Wednesday, January 21, 2009

Accounting for Taste

Gone to meddlin' some might say when Ken Myers broaches the subject of preferences (either music or cannibalism!) on page 77 of All God's Children and Blue Suede Shoes and proves that matters of taste are not wholly private and personal.

The author had already begun to draw the line in the sand on page 76 by suggesting that if a particular culture form encourages the sort of individualism that presupposes that one has to discover who s/he is independent of family and community then there is a problem.


Here's the reason we mothers (who have no taste and wore short shorts - giggle) are reading this book:

What should attract more attention is the effect of consistent exposure to
popular culture, whether or not the content is objectionable, on the internal
dispositions. The habits of mind, heart, and soul. In short the
qualities of character.


Aesthetic judgment is one way of determining merit or evaluating form, but is by its very nature more elusive than the scientific (quantitative or qualitative) method will allow. It requires patience, training, and a willingness to submit. Those are qualities that I'm sure all of us are striving to develop in our children, our charges.

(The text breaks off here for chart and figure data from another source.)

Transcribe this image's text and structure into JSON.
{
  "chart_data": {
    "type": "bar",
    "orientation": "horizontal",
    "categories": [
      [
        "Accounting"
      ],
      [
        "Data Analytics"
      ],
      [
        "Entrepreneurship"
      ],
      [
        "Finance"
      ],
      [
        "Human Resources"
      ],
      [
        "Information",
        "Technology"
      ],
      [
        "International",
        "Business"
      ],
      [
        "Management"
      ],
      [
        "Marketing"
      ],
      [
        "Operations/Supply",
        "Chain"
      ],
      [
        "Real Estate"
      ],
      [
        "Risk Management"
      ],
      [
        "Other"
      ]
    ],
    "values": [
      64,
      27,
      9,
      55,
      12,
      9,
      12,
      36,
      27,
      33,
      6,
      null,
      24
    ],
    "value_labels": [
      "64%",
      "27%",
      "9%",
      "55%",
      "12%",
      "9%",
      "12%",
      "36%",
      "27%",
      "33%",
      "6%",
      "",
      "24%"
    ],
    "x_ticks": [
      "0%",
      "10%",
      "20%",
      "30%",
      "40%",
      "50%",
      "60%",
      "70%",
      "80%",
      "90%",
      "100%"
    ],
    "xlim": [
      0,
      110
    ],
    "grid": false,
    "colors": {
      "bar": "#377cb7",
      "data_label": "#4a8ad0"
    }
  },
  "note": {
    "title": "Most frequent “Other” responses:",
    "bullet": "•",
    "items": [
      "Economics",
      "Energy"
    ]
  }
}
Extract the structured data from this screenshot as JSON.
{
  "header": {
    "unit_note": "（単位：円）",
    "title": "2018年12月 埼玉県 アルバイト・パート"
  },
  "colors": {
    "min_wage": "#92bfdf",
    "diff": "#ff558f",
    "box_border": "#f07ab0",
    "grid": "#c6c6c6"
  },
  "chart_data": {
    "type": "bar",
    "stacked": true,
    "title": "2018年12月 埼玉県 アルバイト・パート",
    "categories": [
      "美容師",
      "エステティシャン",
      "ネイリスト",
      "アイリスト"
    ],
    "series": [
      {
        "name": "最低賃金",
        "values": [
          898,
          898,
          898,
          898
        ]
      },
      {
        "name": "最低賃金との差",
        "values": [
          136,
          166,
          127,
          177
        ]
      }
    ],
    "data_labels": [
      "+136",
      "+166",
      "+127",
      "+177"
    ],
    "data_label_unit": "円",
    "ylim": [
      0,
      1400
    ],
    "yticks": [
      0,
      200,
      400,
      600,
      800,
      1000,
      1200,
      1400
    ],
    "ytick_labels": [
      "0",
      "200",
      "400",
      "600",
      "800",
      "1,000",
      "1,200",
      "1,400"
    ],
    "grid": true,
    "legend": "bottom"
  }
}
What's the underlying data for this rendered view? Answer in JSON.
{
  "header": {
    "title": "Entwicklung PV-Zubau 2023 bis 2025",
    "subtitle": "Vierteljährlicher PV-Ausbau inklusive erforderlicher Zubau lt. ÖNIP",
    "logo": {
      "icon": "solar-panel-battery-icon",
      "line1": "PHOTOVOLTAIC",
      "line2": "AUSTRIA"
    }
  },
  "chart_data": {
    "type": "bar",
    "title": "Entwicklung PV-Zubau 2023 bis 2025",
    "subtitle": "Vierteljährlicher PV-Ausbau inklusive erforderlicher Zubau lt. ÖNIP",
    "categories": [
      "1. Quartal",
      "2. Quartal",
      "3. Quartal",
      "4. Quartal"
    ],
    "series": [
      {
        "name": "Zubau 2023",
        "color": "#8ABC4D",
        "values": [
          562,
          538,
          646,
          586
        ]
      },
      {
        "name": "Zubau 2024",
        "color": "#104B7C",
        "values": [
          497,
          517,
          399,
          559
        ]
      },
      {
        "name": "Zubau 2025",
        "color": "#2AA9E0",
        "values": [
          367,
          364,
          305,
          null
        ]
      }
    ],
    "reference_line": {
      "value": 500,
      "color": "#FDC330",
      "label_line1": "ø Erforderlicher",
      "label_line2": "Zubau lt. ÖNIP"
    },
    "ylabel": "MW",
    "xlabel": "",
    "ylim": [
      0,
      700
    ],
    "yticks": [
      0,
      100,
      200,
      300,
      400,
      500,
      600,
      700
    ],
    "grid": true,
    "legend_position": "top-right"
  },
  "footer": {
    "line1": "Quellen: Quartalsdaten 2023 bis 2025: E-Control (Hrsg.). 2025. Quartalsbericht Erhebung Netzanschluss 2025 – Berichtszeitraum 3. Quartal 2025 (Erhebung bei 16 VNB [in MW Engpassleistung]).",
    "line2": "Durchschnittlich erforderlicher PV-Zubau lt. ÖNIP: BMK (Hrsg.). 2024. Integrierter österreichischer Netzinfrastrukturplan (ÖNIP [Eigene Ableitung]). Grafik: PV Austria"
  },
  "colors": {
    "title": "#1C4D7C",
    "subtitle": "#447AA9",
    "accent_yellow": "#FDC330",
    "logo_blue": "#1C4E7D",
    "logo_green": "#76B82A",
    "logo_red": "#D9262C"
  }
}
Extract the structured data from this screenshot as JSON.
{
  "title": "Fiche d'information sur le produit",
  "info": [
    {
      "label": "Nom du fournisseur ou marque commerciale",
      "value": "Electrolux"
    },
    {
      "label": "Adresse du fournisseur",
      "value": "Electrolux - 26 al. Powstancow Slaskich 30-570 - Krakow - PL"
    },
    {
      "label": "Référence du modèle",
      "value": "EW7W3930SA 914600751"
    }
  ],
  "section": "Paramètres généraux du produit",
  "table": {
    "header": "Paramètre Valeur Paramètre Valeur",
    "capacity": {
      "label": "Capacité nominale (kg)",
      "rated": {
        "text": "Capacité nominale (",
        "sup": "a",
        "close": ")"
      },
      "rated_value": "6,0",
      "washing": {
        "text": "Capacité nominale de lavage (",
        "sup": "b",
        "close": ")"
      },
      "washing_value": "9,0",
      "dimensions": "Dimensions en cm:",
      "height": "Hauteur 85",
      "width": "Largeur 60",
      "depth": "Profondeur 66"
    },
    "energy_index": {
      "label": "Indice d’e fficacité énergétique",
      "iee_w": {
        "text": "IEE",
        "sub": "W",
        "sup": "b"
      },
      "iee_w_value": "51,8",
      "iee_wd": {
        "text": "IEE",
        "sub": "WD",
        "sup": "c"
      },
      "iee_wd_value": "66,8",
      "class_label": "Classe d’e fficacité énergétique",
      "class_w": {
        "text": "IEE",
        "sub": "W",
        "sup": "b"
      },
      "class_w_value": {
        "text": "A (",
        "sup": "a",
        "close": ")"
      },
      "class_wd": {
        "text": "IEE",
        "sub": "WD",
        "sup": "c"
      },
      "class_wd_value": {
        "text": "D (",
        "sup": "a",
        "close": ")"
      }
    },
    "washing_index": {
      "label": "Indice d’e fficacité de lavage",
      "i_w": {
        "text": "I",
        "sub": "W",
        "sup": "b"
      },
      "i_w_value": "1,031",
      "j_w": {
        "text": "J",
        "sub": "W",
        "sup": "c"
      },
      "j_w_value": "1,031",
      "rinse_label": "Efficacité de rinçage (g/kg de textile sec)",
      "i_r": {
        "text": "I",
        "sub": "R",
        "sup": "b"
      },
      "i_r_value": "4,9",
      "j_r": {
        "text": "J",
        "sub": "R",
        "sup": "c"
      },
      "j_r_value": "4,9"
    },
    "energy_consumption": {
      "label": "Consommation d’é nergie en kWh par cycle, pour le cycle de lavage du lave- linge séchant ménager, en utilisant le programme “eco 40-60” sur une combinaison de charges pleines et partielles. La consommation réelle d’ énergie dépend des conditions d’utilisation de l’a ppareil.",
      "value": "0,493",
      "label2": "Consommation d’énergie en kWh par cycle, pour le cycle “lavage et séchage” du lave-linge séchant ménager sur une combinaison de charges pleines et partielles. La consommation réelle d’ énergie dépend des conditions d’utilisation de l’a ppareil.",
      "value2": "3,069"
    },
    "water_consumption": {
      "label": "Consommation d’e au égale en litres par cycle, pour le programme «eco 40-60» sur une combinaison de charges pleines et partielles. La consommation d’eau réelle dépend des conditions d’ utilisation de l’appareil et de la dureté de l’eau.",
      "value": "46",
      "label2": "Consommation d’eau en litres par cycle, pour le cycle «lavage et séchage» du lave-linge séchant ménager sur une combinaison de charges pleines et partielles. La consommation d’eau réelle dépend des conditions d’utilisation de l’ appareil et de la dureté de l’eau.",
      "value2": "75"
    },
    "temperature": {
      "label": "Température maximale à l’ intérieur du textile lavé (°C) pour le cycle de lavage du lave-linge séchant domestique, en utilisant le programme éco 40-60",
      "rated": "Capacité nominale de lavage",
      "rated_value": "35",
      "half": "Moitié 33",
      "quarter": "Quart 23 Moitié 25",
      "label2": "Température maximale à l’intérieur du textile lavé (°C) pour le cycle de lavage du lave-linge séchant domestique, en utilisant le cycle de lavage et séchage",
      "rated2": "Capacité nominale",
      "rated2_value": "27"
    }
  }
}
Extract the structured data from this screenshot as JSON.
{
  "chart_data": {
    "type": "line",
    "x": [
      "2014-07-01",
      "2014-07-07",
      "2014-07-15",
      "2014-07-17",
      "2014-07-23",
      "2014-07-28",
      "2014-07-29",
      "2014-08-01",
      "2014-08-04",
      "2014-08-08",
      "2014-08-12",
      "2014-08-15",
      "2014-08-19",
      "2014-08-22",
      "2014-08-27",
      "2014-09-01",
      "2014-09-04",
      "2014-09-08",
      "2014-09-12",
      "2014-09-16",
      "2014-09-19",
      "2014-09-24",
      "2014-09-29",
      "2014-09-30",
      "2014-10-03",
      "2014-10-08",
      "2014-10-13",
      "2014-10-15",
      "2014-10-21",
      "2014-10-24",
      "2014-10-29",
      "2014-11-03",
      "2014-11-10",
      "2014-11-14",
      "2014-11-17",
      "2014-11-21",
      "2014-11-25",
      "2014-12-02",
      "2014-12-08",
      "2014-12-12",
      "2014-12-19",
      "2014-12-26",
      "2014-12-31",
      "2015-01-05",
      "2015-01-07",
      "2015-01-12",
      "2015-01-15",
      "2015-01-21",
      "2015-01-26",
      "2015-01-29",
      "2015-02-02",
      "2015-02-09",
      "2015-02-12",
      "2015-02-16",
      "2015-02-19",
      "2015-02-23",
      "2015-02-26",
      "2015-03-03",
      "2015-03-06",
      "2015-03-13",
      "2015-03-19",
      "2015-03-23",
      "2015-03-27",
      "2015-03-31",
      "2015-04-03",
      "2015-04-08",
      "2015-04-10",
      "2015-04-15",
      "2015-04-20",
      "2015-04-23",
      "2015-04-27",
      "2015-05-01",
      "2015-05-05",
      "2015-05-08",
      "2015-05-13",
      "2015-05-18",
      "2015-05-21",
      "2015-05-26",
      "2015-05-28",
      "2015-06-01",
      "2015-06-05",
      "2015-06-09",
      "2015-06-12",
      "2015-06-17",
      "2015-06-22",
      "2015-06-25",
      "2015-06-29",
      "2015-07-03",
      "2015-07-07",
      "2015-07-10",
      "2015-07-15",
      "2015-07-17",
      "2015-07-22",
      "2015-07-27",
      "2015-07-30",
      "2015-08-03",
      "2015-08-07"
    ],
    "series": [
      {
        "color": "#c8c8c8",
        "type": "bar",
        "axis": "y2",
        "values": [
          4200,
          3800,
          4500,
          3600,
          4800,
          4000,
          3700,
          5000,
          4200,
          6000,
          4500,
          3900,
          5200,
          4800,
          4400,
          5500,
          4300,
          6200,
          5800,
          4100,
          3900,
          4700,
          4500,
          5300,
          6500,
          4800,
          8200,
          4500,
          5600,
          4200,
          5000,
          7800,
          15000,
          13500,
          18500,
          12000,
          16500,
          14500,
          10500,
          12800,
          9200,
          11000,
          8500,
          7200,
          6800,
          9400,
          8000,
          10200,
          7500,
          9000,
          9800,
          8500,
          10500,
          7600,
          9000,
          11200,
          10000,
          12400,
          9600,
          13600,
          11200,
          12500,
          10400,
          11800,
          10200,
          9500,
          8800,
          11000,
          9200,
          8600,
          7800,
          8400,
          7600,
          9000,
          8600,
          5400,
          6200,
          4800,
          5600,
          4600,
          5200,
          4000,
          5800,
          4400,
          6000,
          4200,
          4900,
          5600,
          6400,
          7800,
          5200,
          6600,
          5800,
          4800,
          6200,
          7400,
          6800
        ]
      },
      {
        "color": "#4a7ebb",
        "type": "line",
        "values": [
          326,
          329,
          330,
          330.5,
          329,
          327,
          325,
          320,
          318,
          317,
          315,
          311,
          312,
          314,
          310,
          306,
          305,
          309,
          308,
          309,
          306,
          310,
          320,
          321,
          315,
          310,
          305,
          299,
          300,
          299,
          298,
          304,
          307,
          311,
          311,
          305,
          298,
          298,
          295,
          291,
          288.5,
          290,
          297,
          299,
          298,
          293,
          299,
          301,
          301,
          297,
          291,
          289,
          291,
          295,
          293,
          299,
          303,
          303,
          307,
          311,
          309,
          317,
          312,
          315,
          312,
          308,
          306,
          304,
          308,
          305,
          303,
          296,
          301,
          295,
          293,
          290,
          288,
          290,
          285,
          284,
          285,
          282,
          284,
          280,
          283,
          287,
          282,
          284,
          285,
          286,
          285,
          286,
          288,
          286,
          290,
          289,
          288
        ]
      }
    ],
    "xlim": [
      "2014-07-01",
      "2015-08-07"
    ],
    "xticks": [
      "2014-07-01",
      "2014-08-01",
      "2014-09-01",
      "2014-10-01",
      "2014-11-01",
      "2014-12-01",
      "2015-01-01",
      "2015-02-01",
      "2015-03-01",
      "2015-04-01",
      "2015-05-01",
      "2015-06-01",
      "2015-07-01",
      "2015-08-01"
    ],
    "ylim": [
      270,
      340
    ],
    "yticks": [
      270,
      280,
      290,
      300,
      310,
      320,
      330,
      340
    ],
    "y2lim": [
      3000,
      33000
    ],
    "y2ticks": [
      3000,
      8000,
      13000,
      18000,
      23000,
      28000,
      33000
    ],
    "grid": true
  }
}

Myers quotes a 1966 article addressing the aesthetics of popular art showing its limitations by contrast:
Great art reveals something about human nature because it is forced to
conform to created reality. It selects its material according to the
demands of the "Author of the reality to be grasped".

Now that's a new name for God, but I recognized Him.

He is our reference point.

In this same referenced article, it is argued that popular art cannot bear the sustained attention that high art can. We might remain well-acquainted with it, but the relationship is always superficial, never maturing into intimacy. pg 83

I appreciated the explanation surrounding celebrityism, another attribute of pop culture, and how TV talk shows play into this. And how sentimentality, another attribute, and its lack of sincerity permeates the atmosphere even into evangelicalism.

Myers just explains a lot.

He challenges my sympathies.

Because I watch television, listen to music, surf the world wide web, and enjoy fashion.

But because I think my life is characterized by a rootedness in objective reality, the subjectivism of popular culture is impotent for me.

Or is it?


  1. Dana,
    I won't say much but except about your sidebar. I love Ravi!

  2. I found myself wondering where a TV show like LOST lies in the cultural spectrum since it seems that it can withstand/bear sustained attention and dissection. It can withstand multiple viewings. And so on. I'm not saying LOST is high culture, but I'm wondering if something like LOST, in the sense that it invites further thought, could ever reach the point that it would be high culture within our culture?

    Could television ever be high culture? It seems so strange to suggest such a thing, but I can't help wondering, even though I don't much like TV.

    Here's hoping you don't hate LOST. And I think it is yet to be determined whether LOST is really worthy of such extra time and consideration.

    In other news, yes! we here are attempting to try and cultivate good taste (better taste) in our children. But our success remains to be seen. For now, we do our best. :)

  3. Greetings - first time at your site and I enjoyed chewing on your posts :) Several years back I had to take a course on multiculturalism in pursuit of ESL certification. It had to be one of the worst courses I've taken over the years. Cultural relativism and its humanistic base was so easily accepted by many of my classmates. Again and again I attempted to raise the question of absolutes (note I didn't even say Biblical absolutes) upon which the character of a cultural and its people is dependent. No one wanted absolutes - just as few seek real Truth. It is not an easy task raising a young person in this day and age of quick stimulus and response. I think there is a sub-culture - what fashionistas might refer to "the classic line" - that exists where some of prefer to live, breathe, and think. Personally, I think it is rather a classy place - lol!

  4. Loved this post, Dana. Although I have yet to read the book, I have heard/read lots from it and appreciate the points you made in particular. Remind me to loan you a great DVD by Geoffrey Botkin on High vs. low art that ties in with this discussion. You may be able to download it on

  5. I liked what he said about sentimentality also. It is a distinction worth paying attention to. I sometimes fear that my children won't eat their vegetables nor cultivate the more difficult tastes in music but I have seen my 2 oldest mature in this area.

  6. Hi Brandy!

    I really wanted to talk about taste buds today and how to develop them. I have some silly stories relating to dinner table antics :)

    About TV, high culture, and LOST:

    Unfortunately I've never watched LOST so I can comment on the show. I do know that someone from my county is an actor on the show :) Josh Holloway, grew up in Free Home, Cherokee County GA. But because I didnt go to high school here and he's a lot younger than I am, I cant really vouch for him.

    There is some degree of cross-over with TV and high culture according to Masterpiece Theater renditions of Jane Austen novels and the like.

    Thanks for stopping by HiddenArt.

  7. Actually, Cindy, Myers's comments about sentimentality in modern evangelism explained a lot about what I dont like about it. Couldnt have articulated it myself, but Myers insights help my thoughts solidify.